Good shots of a nice specimen mate. I've never seen a Tiger Snake from the Sunshine Coast before, so it's interesting to see one.


----------



## eipper (Oct 8, 2013)

Awesome call out result Mark!


----------



## TrueBlue (Oct 8, 2013)

great find Mark, good to see them comming back in decent numbers finally.
Must admit thou he the blandest qld tiger ive ever seen, and ive seen a few over the last few years, most are stunning animals.


----------



## saratoga (Oct 9, 2013)

Surprise callout; great find!



TrueBlue said:


> good to see them comming back in decent numbers finally.



Do you mean they were in reasonable numbers in earlier times TrueBlue such as pre toads?


----------



## Fuscus (Oct 9, 2013)

TrueBlue said:


> great find Mark, good to see them comming back in decent numbers finally.
> Must admit thou he the blandest qld tiger ive ever seen, and ive seen a few over the last few years, most are stunning animals.

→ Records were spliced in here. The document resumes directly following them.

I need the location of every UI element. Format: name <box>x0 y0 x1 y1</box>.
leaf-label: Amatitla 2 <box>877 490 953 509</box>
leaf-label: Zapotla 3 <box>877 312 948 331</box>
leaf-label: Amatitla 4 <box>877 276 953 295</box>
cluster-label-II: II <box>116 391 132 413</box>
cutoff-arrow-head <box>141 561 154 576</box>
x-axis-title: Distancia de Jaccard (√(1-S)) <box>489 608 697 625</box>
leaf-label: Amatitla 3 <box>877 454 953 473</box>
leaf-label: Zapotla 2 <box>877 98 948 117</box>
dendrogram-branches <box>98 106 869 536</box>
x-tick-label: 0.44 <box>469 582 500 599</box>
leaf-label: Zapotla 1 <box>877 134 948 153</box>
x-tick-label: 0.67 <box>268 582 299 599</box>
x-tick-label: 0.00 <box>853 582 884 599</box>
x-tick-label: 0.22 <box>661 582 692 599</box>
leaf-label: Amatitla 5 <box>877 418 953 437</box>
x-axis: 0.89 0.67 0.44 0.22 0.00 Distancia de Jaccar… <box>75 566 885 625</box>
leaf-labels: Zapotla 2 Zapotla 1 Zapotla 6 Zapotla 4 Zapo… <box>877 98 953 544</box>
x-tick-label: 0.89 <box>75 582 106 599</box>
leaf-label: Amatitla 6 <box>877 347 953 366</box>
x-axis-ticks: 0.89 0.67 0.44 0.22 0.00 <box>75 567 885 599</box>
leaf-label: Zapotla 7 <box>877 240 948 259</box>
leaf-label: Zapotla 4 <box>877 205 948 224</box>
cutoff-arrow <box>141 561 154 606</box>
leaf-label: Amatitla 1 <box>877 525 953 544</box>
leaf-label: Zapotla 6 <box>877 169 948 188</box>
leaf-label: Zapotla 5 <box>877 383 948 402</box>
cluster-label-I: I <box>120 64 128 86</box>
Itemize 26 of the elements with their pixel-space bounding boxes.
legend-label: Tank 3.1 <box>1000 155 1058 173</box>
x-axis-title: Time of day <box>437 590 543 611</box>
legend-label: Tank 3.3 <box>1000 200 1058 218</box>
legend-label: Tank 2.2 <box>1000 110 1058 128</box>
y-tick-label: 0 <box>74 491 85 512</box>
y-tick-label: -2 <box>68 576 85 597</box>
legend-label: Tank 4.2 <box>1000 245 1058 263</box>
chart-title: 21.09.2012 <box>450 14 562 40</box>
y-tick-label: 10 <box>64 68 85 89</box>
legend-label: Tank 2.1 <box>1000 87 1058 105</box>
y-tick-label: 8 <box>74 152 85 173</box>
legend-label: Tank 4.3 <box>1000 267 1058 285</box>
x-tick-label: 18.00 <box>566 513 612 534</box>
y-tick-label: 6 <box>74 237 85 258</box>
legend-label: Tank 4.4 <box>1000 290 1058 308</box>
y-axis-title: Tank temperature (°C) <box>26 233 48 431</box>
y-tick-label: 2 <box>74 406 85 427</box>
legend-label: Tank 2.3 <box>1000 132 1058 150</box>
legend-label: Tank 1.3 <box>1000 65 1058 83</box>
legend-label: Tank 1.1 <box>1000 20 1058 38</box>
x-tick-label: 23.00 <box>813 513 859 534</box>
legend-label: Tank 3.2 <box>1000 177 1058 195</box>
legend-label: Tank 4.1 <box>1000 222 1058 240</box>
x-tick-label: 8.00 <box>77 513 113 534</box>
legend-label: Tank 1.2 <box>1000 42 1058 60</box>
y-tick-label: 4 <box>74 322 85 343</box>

Are they coming back? Hope so but I haven't seen evidence yet. Red Bellies definitely are, they have suddenly become a common callout but this tiger was in the wasteland of a new estate. What scrub and swamp that was there had been bulldozed and drained and I think she was desperately trying to find a suitable home. With a bit of luck, and my help, she has now found one.


----------



## gozz (Oct 9, 2013)

You can still find tigers near landsbrough


----------



## TrueBlue (Oct 9, 2013)

Mark and saratoga,
Yes they are comming back in better numbers every year it seems. Much the same as the common blacks, but no where near as wide spread or common.
Tigers used to be very common in pockets of the sunshine coast many many years ago, then they seemed to dissapear. Now more and more turn up each season if you know where to look.
They have been recorded as far north as Marybougrh.
The animal you just relocated is almost certainly a male not a female.


----------